There continues to be controversy over whether urine or saliva testing is the most appropriate method for drug testing in Australian workplaces. Recently, the Full Bench of the FWC upheld the dismissal of a store officer because of the employee’s repeated failure to provide a urine sample for drug and alcohol testing. The employee claimed that a saliva test was more appropriate for testing impairment given the employer’s policy on alcohol and drugs misuse provided for the testing of employees for impairment only whilst at work.

The Full Bench found that in this case, the employer’s policy “did not confine itself to testing for impairment” and upheld the employer’s direction to be “both lawful and reasonable”.

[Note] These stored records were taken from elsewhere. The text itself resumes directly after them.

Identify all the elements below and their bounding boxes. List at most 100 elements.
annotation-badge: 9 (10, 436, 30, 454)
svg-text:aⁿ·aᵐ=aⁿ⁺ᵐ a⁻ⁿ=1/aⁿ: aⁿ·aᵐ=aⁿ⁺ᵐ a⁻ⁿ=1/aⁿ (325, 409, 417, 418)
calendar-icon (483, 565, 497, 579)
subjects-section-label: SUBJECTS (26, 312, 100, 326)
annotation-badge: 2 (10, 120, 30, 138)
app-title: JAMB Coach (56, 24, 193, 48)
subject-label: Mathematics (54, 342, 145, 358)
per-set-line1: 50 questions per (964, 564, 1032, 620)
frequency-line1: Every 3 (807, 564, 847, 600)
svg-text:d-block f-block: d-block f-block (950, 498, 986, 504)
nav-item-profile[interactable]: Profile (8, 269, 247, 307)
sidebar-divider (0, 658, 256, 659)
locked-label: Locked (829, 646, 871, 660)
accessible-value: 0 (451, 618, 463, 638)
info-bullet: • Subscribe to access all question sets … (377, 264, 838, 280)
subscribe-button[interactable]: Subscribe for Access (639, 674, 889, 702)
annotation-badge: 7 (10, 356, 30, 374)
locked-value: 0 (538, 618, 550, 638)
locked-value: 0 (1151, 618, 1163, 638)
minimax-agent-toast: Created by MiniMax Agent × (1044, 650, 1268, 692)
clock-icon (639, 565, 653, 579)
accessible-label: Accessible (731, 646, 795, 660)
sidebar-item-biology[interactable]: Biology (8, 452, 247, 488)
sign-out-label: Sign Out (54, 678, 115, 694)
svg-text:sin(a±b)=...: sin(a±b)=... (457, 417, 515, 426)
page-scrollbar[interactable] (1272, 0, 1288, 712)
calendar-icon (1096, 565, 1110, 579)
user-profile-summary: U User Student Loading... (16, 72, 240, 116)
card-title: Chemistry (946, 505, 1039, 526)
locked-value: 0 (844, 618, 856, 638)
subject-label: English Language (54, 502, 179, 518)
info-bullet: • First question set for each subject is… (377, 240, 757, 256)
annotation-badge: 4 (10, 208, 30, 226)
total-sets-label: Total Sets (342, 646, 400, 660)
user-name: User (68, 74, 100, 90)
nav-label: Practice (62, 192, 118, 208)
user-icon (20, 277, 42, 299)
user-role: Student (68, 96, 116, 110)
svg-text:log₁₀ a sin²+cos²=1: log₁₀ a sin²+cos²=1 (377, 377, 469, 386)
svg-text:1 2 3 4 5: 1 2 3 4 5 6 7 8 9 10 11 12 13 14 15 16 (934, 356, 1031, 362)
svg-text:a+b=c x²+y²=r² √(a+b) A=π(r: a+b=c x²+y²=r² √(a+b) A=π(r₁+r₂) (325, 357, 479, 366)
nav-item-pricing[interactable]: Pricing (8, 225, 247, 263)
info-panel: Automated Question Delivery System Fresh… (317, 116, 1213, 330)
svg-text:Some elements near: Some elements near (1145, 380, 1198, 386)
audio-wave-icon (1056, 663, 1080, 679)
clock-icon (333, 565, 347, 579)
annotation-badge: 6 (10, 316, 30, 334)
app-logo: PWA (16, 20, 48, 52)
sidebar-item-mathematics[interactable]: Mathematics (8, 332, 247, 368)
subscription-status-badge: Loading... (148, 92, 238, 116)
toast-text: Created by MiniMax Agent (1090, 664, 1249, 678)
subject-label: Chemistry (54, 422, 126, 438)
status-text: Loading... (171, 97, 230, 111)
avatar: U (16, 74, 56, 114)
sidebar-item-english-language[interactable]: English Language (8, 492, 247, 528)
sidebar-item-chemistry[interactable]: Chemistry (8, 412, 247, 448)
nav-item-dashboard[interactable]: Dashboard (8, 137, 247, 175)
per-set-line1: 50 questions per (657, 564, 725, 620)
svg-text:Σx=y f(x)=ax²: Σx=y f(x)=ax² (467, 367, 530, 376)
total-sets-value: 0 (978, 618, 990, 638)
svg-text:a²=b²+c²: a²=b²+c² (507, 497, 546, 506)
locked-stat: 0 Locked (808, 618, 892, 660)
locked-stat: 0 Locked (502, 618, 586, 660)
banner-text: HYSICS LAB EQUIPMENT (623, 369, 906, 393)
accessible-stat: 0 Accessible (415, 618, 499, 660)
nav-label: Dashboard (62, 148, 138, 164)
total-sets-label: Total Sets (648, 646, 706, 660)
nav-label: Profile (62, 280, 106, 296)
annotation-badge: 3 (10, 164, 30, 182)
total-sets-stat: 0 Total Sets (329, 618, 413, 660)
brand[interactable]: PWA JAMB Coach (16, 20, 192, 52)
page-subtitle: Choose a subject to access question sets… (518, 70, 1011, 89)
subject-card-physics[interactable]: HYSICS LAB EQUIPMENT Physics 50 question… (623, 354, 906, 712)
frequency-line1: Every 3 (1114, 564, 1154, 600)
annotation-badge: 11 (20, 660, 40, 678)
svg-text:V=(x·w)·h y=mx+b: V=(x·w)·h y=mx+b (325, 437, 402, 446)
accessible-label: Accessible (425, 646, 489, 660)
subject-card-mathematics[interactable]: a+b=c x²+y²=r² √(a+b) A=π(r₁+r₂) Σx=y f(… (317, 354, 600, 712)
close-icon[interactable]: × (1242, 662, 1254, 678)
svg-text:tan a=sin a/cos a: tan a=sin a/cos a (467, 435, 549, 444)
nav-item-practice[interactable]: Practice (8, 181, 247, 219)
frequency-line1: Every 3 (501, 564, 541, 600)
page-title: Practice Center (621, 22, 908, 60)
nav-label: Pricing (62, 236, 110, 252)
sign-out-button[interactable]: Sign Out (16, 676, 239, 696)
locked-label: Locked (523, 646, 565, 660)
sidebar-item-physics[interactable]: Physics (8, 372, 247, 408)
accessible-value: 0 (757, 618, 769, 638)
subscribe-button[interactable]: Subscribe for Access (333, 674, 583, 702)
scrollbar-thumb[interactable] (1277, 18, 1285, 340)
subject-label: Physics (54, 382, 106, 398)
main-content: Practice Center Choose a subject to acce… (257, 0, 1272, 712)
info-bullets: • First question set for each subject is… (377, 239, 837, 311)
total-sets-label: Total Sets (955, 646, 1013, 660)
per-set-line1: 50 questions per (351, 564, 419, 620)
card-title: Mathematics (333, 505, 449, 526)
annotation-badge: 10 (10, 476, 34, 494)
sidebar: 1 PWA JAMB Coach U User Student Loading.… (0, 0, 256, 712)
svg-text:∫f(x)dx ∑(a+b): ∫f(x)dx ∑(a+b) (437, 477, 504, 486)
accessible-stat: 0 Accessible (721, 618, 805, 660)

Accordingly, the Full Bench held that the employee was “contractually bound to comply” with the employer’s “lawful and reasonable request” to provide urine sample, taking into account the common practices that existed in the industry and the reasonableness of the direction from the employer. By refusing to do so, the employee had engaged in conduct that was “repudiatory of his employment contract” according to the Full Bench.

Interestingly, the Full Bench pointed out that the employee could have used the dispute resolution mechanism available under the applicable Enterprise Agreement to agitate his concerns about the method of testing rather than simply defying the employer’s direction, thereby causing the termination of his employment which led to the unfair dismissal.